From Beiersdorf to GlaxoSmithKline, the beauty and personal care world is communicating more on how carbon offsetting fits into strategies to shrink that carbon footprint.
In September, GSK Consumer Health (GSKCH) launched its Dr.BEST GreenClean toothbrush, teaming up with green services company ClimatePartner to reduce the brush’s carbon footprint by more than 50% compared with the standard Dr.BEST one. The remainder of the footprint was said to be offset via a community-based ClimatePartner project in Madagascar.
For the bio-based jars used to house Beiersdorf’s Nivea brand Naturally Good face care range, meanwhile, emissions that can’t be avoided, or reduced further during manufacture are climate-neutralised via carbon offsetting through afforestation projects.
Why the kickback?
However, the practice is coming under scrutiny from some environmentalists.
In January, The Guardian journalist George Monbiot, a founding member of the Natural Climate Solutions campaign, launched a scathing attack on offset companies and their clients.
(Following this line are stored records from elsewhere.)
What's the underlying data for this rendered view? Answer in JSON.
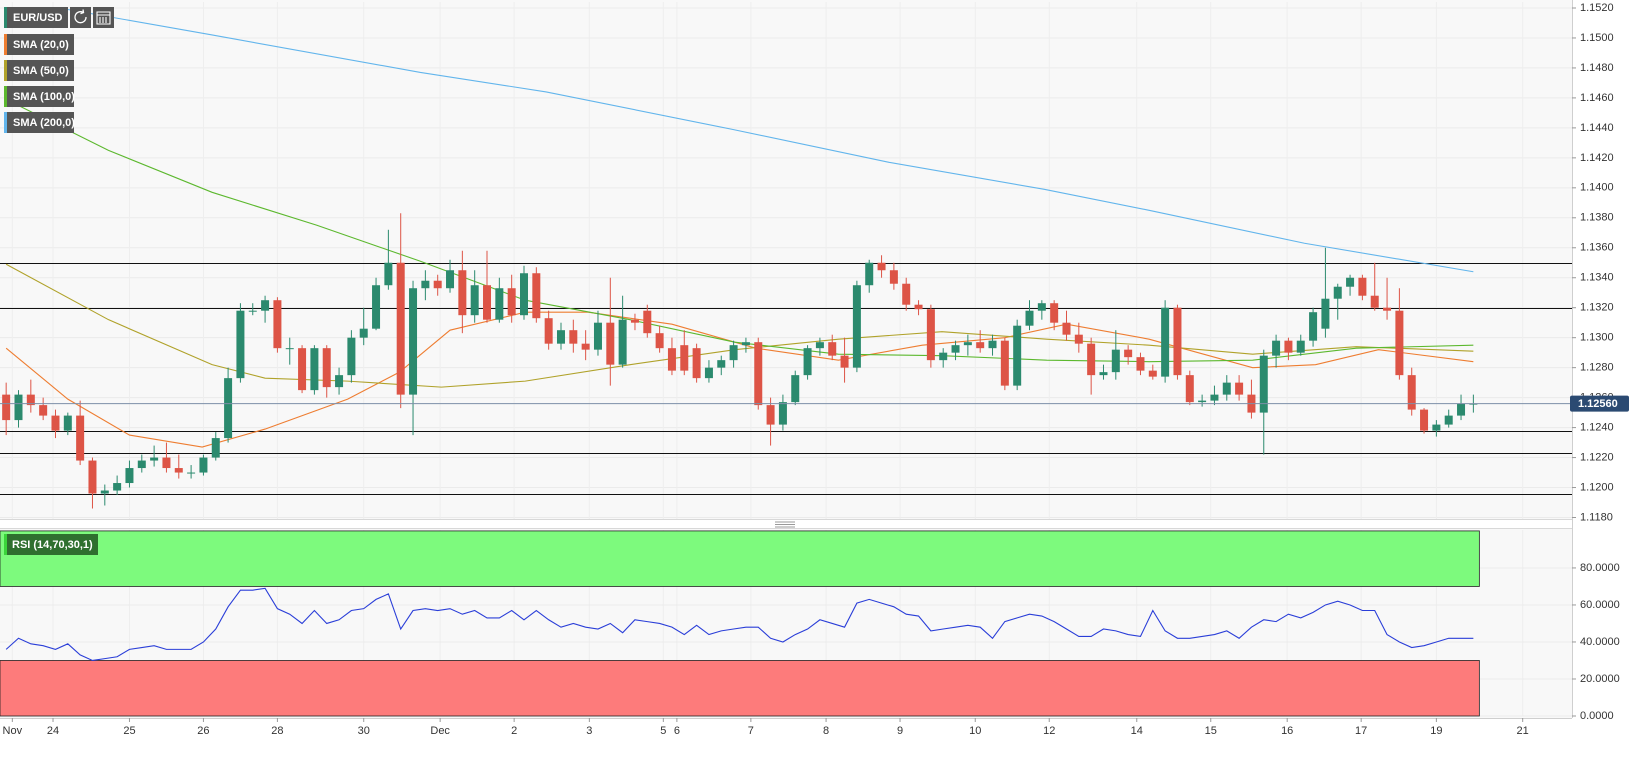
{
  "chart_data": [
    {
      "type": "candlestick",
      "title": "EUR/USD",
      "up_color": "#2b8a6e",
      "down_color": "#dd5446",
      "open": [
        1.1262,
        1.1245,
        1.1262,
        1.1255,
        1.1248,
        1.1238,
        1.1248,
        1.1218,
        1.1196,
        1.1198,
        1.1203,
        1.1213,
        1.1218,
        1.122,
        1.1213,
        1.121,
        1.121,
        1.122,
        1.1233,
        1.1273,
        1.1318,
        1.1318,
        1.1325,
        1.1293,
        1.1293,
        1.1265,
        1.1293,
        1.1267,
        1.1275,
        1.13,
        1.1306,
        1.1335,
        1.135,
        1.1262,
        1.1333,
        1.1338,
        1.1333,
        1.1345,
        1.1315,
        1.1335,
        1.1312,
        1.1333,
        1.1315,
        1.1343,
        1.1313,
        1.1296,
        1.1305,
        1.1296,
        1.1292,
        1.131,
        1.1282,
        1.1312,
        1.1318,
        1.1303,
        1.1293,
        1.1295,
        1.1293,
        1.1273,
        1.128,
        1.1285,
        1.1295,
        1.1297,
        1.1255,
        1.1242,
        1.1257,
        1.1275,
        1.1293,
        1.1297,
        1.1288,
        1.128,
        1.1335,
        1.135,
        1.1345,
        1.1336,
        1.1322,
        1.1319,
        1.1285,
        1.129,
        1.1295,
        1.1297,
        1.1293,
        1.1298,
        1.1268,
        1.1308,
        1.1318,
        1.1323,
        1.131,
        1.1302,
        1.1296,
        1.1275,
        1.1277,
        1.1292,
        1.1287,
        1.1278,
        1.1274,
        1.132,
        1.1275,
        1.1257,
        1.1258,
        1.1262,
        1.127,
        1.1262,
        1.125,
        1.1288,
        1.1298,
        1.129,
        1.1298,
        1.1306,
        1.1326,
        1.1334,
        1.134,
        1.1328,
        1.132,
        1.1318,
        1.1275,
        1.1252,
        1.1238,
        1.1242,
        1.1248,
        1.1256
      ],
      "high": [
        1.127,
        1.1265,
        1.1272,
        1.126,
        1.1252,
        1.125,
        1.1258,
        1.122,
        1.1202,
        1.1208,
        1.1218,
        1.1222,
        1.1228,
        1.123,
        1.1222,
        1.1215,
        1.1222,
        1.1237,
        1.128,
        1.1323,
        1.1323,
        1.1328,
        1.1327,
        1.13,
        1.1295,
        1.1295,
        1.1295,
        1.128,
        1.1305,
        1.132,
        1.134,
        1.1372,
        1.1383,
        1.1338,
        1.1345,
        1.1342,
        1.1352,
        1.1358,
        1.1345,
        1.1358,
        1.134,
        1.1342,
        1.1348,
        1.1347,
        1.1318,
        1.131,
        1.1312,
        1.1305,
        1.1318,
        1.134,
        1.1328,
        1.1316,
        1.1322,
        1.1308,
        1.13,
        1.1305,
        1.1296,
        1.1285,
        1.1288,
        1.1298,
        1.13,
        1.13,
        1.126,
        1.1262,
        1.1278,
        1.1295,
        1.13,
        1.1302,
        1.13,
        1.1338,
        1.1352,
        1.1355,
        1.135,
        1.134,
        1.1325,
        1.1322,
        1.1293,
        1.1298,
        1.1302,
        1.1305,
        1.1302,
        1.13,
        1.1312,
        1.1325,
        1.1325,
        1.1325,
        1.1318,
        1.131,
        1.13,
        1.1282,
        1.1305,
        1.1295,
        1.129,
        1.1282,
        1.1325,
        1.1322,
        1.1278,
        1.1262,
        1.1268,
        1.1275,
        1.1275,
        1.1272,
        1.1292,
        1.1302,
        1.13,
        1.1302,
        1.132,
        1.136,
        1.1336,
        1.1342,
        1.1342,
        1.135,
        1.134,
        1.1333,
        1.128,
        1.1253,
        1.1245,
        1.1252,
        1.1262,
        1.1262
      ],
      "low": [
        1.1235,
        1.124,
        1.125,
        1.1245,
        1.1233,
        1.1235,
        1.1215,
        1.1186,
        1.1188,
        1.1195,
        1.12,
        1.121,
        1.1214,
        1.121,
        1.1206,
        1.1206,
        1.1208,
        1.1218,
        1.123,
        1.127,
        1.1315,
        1.131,
        1.129,
        1.1282,
        1.1263,
        1.1262,
        1.126,
        1.1262,
        1.127,
        1.1295,
        1.1305,
        1.1332,
        1.1253,
        1.1235,
        1.1325,
        1.1328,
        1.133,
        1.1303,
        1.131,
        1.131,
        1.131,
        1.131,
        1.1312,
        1.131,
        1.1292,
        1.1292,
        1.129,
        1.1285,
        1.1288,
        1.1268,
        1.128,
        1.1305,
        1.13,
        1.129,
        1.1275,
        1.1275,
        1.127,
        1.127,
        1.1275,
        1.128,
        1.129,
        1.1252,
        1.1228,
        1.1238,
        1.1255,
        1.1272,
        1.1288,
        1.1285,
        1.127,
        1.1277,
        1.133,
        1.134,
        1.1332,
        1.1318,
        1.1315,
        1.128,
        1.128,
        1.1285,
        1.1288,
        1.129,
        1.1288,
        1.1265,
        1.1265,
        1.1305,
        1.1312,
        1.1305,
        1.1298,
        1.129,
        1.1262,
        1.1272,
        1.1272,
        1.1282,
        1.1275,
        1.1272,
        1.127,
        1.1272,
        1.1255,
        1.1254,
        1.1255,
        1.1258,
        1.1258,
        1.1246,
        1.1222,
        1.128,
        1.1285,
        1.1288,
        1.1294,
        1.13,
        1.1312,
        1.1328,
        1.1325,
        1.1318,
        1.1312,
        1.1272,
        1.1248,
        1.1236,
        1.1234,
        1.124,
        1.1245,
        1.125
      ],
      "close": [
        1.1245,
        1.1262,
        1.1255,
        1.1248,
        1.1238,
        1.1248,
        1.1218,
        1.1196,
        1.1198,
        1.1203,
        1.1213,
        1.1218,
        1.122,
        1.1213,
        1.121,
        1.121,
        1.122,
        1.1233,
        1.1273,
        1.1318,
        1.1318,
        1.1325,
        1.1293,
        1.1293,
        1.1265,
        1.1293,
        1.1267,
        1.1275,
        1.13,
        1.1306,
        1.1335,
        1.135,
        1.1262,
        1.1333,
        1.1338,
        1.1333,
        1.1345,
        1.1315,
        1.1335,
        1.1312,
        1.1333,
        1.1315,
        1.1343,
        1.1313,
        1.1296,
        1.1305,
        1.1296,
        1.1292,
        1.131,
        1.1282,
        1.1312,
        1.131,
        1.1303,
        1.1293,
        1.1278,
        1.1278,
        1.1273,
        1.128,
        1.1285,
        1.1295,
        1.1297,
        1.1255,
        1.1242,
        1.1257,
        1.1275,
        1.1293,
        1.1297,
        1.1288,
        1.128,
        1.1335,
        1.135,
        1.1345,
        1.1336,
        1.1322,
        1.1319,
        1.1285,
        1.129,
        1.1295,
        1.1297,
        1.1293,
        1.1298,
        1.1268,
        1.1308,
        1.1318,
        1.1323,
        1.131,
        1.1302,
        1.1296,
        1.1275,
        1.1277,
        1.1292,
        1.1287,
        1.1278,
        1.1274,
        1.132,
        1.1275,
        1.1257,
        1.1258,
        1.1262,
        1.127,
        1.1262,
        1.125,
        1.1288,
        1.1298,
        1.129,
        1.1298,
        1.1317,
        1.1326,
        1.1334,
        1.134,
        1.1328,
        1.132,
        1.1318,
        1.1275,
        1.1252,
        1.1238,
        1.1242,
        1.1248,
        1.1256,
        1.1256
      ],
      "series": [
        {
          "name": "SMA (20,0)",
          "color": "#ee7d31",
          "x": [
            0,
            5,
            10,
            15.9,
            21,
            27.7,
            31.9,
            36,
            42.1,
            47.2,
            54,
            60.8,
            67.5,
            74.3,
            81,
            86,
            92.7,
            101.1,
            106.2,
            111.3,
            119
          ],
          "values": [
            1.1293,
            1.1259,
            1.1235,
            1.1227,
            1.1239,
            1.1259,
            1.1277,
            1.1305,
            1.1317,
            1.1317,
            1.1309,
            1.1293,
            1.1285,
            1.1295,
            1.13,
            1.1309,
            1.1299,
            1.128,
            1.1282,
            1.1292,
            1.1284
          ]
        },
        {
          "name": "SMA (50,0)",
          "color": "#b0a22a",
          "x": [
            0,
            8.3,
            16.7,
            21,
            27.7,
            35.3,
            42.1,
            50.6,
            59.1,
            67.5,
            75.9,
            84.4,
            92.7,
            101.1,
            109.5,
            119
          ],
          "values": [
            1.1349,
            1.1312,
            1.1282,
            1.1273,
            1.1271,
            1.1267,
            1.1271,
            1.1282,
            1.1292,
            1.1299,
            1.1304,
            1.1299,
            1.1295,
            1.1289,
            1.1294,
            1.1291
          ]
        },
        {
          "name": "SMA (100,0)",
          "color": "#5cb82e",
          "x": [
            0,
            8.3,
            16.7,
            25.2,
            33.6,
            42.1,
            50.6,
            59.1,
            67.5,
            75.9,
            84.4,
            92.7,
            101.1,
            109.5,
            119
          ],
          "values": [
            1.1459,
            1.1425,
            1.1397,
            1.1375,
            1.1351,
            1.1325,
            1.1312,
            1.1297,
            1.1289,
            1.1288,
            1.1285,
            1.1284,
            1.1285,
            1.1293,
            1.1295
          ]
        },
        {
          "name": "SMA (200,0)",
          "color": "#62b5ec",
          "x": [
            5,
            16.7,
            33.6,
            43.8,
            58.9,
            71.6,
            84.2,
            92.7,
            105.3,
            119
          ],
          "values": [
            1.1519,
            1.1502,
            1.1477,
            1.1464,
            1.1439,
            1.1417,
            1.1399,
            1.1385,
            1.1363,
            1.1344
          ]
        }
      ],
      "levels": [
        1.135,
        1.132,
        1.1238,
        1.1223,
        1.1196
      ],
      "level_color": "#111111",
      "last_price": {
        "value": 1.1256,
        "label": "1.12560"
      },
      "last_price_color": "#2b4a72",
      "xlim": [
        -0.5,
        127
      ],
      "xticks": [
        {
          "value": 0.5,
          "label": "Nov"
        },
        {
          "value": 3.8,
          "label": "24"
        },
        {
          "value": 10,
          "label": "25"
        },
        {
          "value": 16,
          "label": "26"
        },
        {
          "value": 22,
          "label": "28"
        },
        {
          "value": 29,
          "label": "30"
        },
        {
          "value": 35.2,
          "label": "Dec"
        },
        {
          "value": 41.2,
          "label": "2"
        },
        {
          "value": 47.3,
          "label": "3"
        },
        {
          "value": 53.3,
          "label": "5"
        },
        {
          "value": 54.4,
          "label": "6"
        },
        {
          "value": 60.4,
          "label": "7"
        },
        {
          "value": 66.5,
          "label": "8"
        },
        {
          "value": 72.5,
          "label": "9"
        },
        {
          "value": 78.6,
          "label": "10"
        },
        {
          "value": 84.6,
          "label": "12"
        },
        {
          "value": 91.7,
          "label": "14"
        },
        {
          "value": 97.7,
          "label": "15"
        },
        {
          "value": 103.9,
          "label": "16"
        },
        {
          "value": 109.9,
          "label": "17"
        },
        {
          "value": 116,
          "label": "19"
        },
        {
          "value": 123,
          "label": "21"
        }
      ],
      "ylim": [
        1.1179,
        1.1524
      ],
      "yticks": [
        {
          "value": 1.118,
          "label": "1.1180"
        },
        {
          "value": 1.12,
          "label": "1.1200"
        },
        {
          "value": 1.122,
          "label": "1.1220"
        },
        {
          "value": 1.124,
          "label": "1.1240"
        },
        {
          "value": 1.126,
          "label": "1.1260"
        },
        {
          "value": 1.128,
          "label": "1.1280"
        },
        {
          "value": 1.13,
          "label": "1.1300"
        },
        {
          "value": 1.132,
          "label": "1.1320"
        },
        {
          "value": 1.134,
          "label": "1.1340"
        },
        {
          "value": 1.136,
          "label": "1.1360"
        },
        {
          "value": 1.138,
          "label": "1.1380"
        },
        {
          "value": 1.14,
          "label": "1.1400"
        },
        {
          "value": 1.142,
          "label": "1.1420"
        },
        {
          "value": 1.144,
          "label": "1.1440"
        },
        {
          "value": 1.146,
          "label": "1.1460"
        },
        {
          "value": 1.148,
          "label": "1.1480"
        },
        {
          "value": 1.15,
          "label": "1.1500"
        },
        {
          "value": 1.152,
          "label": "1.1520"
        }
      ],
      "grid": true
    },
    {
      "type": "line",
      "series": [
        {
          "name": "RSI (14,70,30,1)",
          "color": "#2a3ed8",
          "values": [
            36,
            42,
            39,
            38,
            36,
            39,
            33,
            30,
            31,
            32,
            36,
            37,
            38,
            36,
            36,
            36,
            40,
            47,
            59,
            68,
            68,
            69,
            58,
            55,
            50,
            57,
            50,
            52,
            57,
            58,
            63,
            66,
            47,
            57,
            58,
            57,
            58,
            55,
            57,
            53,
            53,
            57,
            52,
            57,
            52,
            48,
            50,
            48,
            47,
            50,
            45,
            52,
            51,
            50,
            48,
            44,
            49,
            44,
            46,
            47,
            48,
            48,
            42,
            40,
            44,
            47,
            52,
            50,
            48,
            61,
            63,
            61,
            59,
            55,
            54,
            46,
            47,
            48,
            49,
            48,
            42,
            51,
            53,
            55,
            54,
            51,
            47,
            43,
            43,
            47,
            46,
            44,
            43,
            57,
            46,
            42,
            42,
            43,
            44,
            46,
            42,
            48,
            52,
            51,
            55,
            53,
            56,
            60,
            62,
            60,
            57,
            57,
            44,
            40,
            37,
            38,
            40,
            42,
            42,
            42
          ]
        }
      ],
      "zones": [
        {
          "from": 70,
          "to": 100,
          "color": "#7dfa7d"
        },
        {
          "from": 0,
          "to": 30,
          "color": "#fd7b7b"
        }
      ],
      "xlim": [
        -0.5,
        127
      ],
      "ylim": [
        0,
        100.5
      ],
      "yticks": [
        {
          "value": 0,
          "label": "0.0000"
        },
        {
          "value": 20,
          "label": "20.0000"
        },
        {
          "value": 40,
          "label": "40.0000"
        },
        {
          "value": 60,
          "label": "60.0000"
        },
        {
          "value": 80,
          "label": "80.0000"
        }
      ],
      "grid": true
    }
  ]
}
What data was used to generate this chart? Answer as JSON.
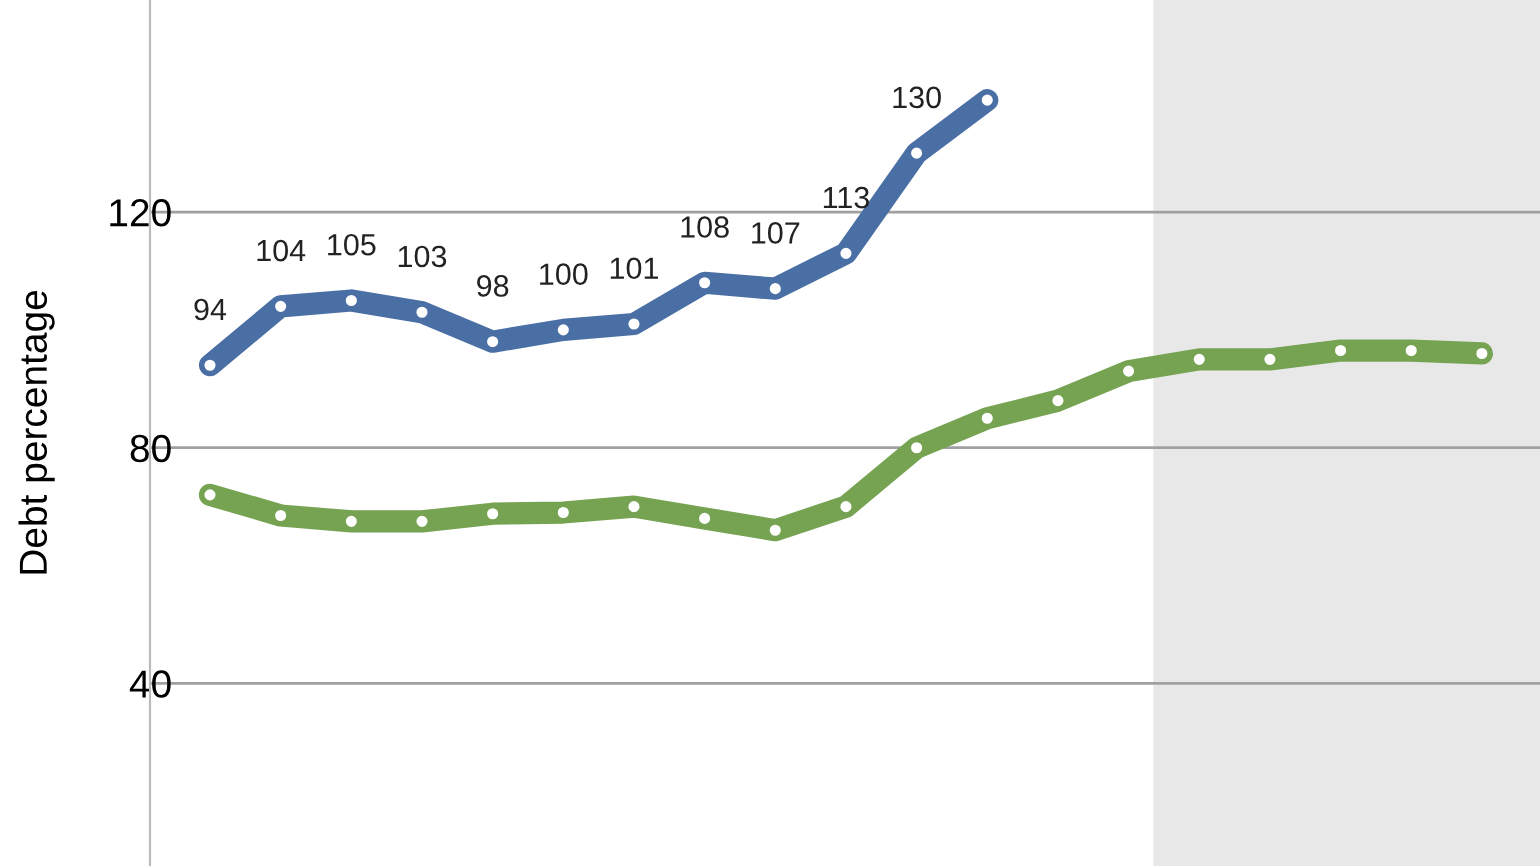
{
  "chart_data": {
    "type": "line",
    "ylabel": "Debt percentage",
    "categories": [
      null,
      null,
      null,
      null,
      null,
      null,
      null,
      null,
      null,
      null,
      null,
      null,
      null,
      null,
      null,
      null,
      null,
      null,
      null
    ],
    "series": [
      {
        "color": "#4a6fa5",
        "values": [
          94,
          104,
          105,
          103,
          98,
          100,
          101,
          108,
          107,
          113,
          130,
          139,
          null,
          null,
          null,
          null,
          null,
          null,
          null
        ],
        "value_labels": [
          "94",
          "104",
          "105",
          "103",
          "98",
          "100",
          "101",
          "108",
          "107",
          "113",
          "130",
          null,
          null,
          null,
          null,
          null,
          null,
          null,
          null
        ]
      },
      {
        "color": "#76a352",
        "values": [
          72,
          68.5,
          67.5,
          67.5,
          68.8,
          69,
          70,
          68,
          66,
          70,
          80,
          85,
          88,
          93,
          95,
          95,
          96.5,
          96.5,
          96
        ]
      }
    ],
    "ylim": [
      9,
      156
    ],
    "yticks": [
      40,
      80,
      120
    ],
    "grid": "y",
    "marker": "circle",
    "line_style": "solid",
    "tick_labels": "y"
  }
}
In his article, titled ‘Carbon offsetting is not warding off environmental collapse – it’s accelerating it’, Monbiot, called offsetting “false assurance that persuades us we need not change the way we live”, noting that there is not enough land on Earth to soak up corporate greenhouse gas emissions.
Moreover, much of that land belongs to indigenous and other local people who, in some cases, did not consent. Such processes are called ‘carbon colonialism’, Monbiot explained.
His article triggered several readers to contact The Guardian to further the conversation around carbon offsetting.
One of these was Mukti Kumar Mitchell, Director of Carbon Savvy, which helps individuals and businesses calculate their CO2 footprint with an eye on reduction.The 25-year climate change science veteran believes The Guardian article only looked at one side of the coin, focusing too strongly on afforestation.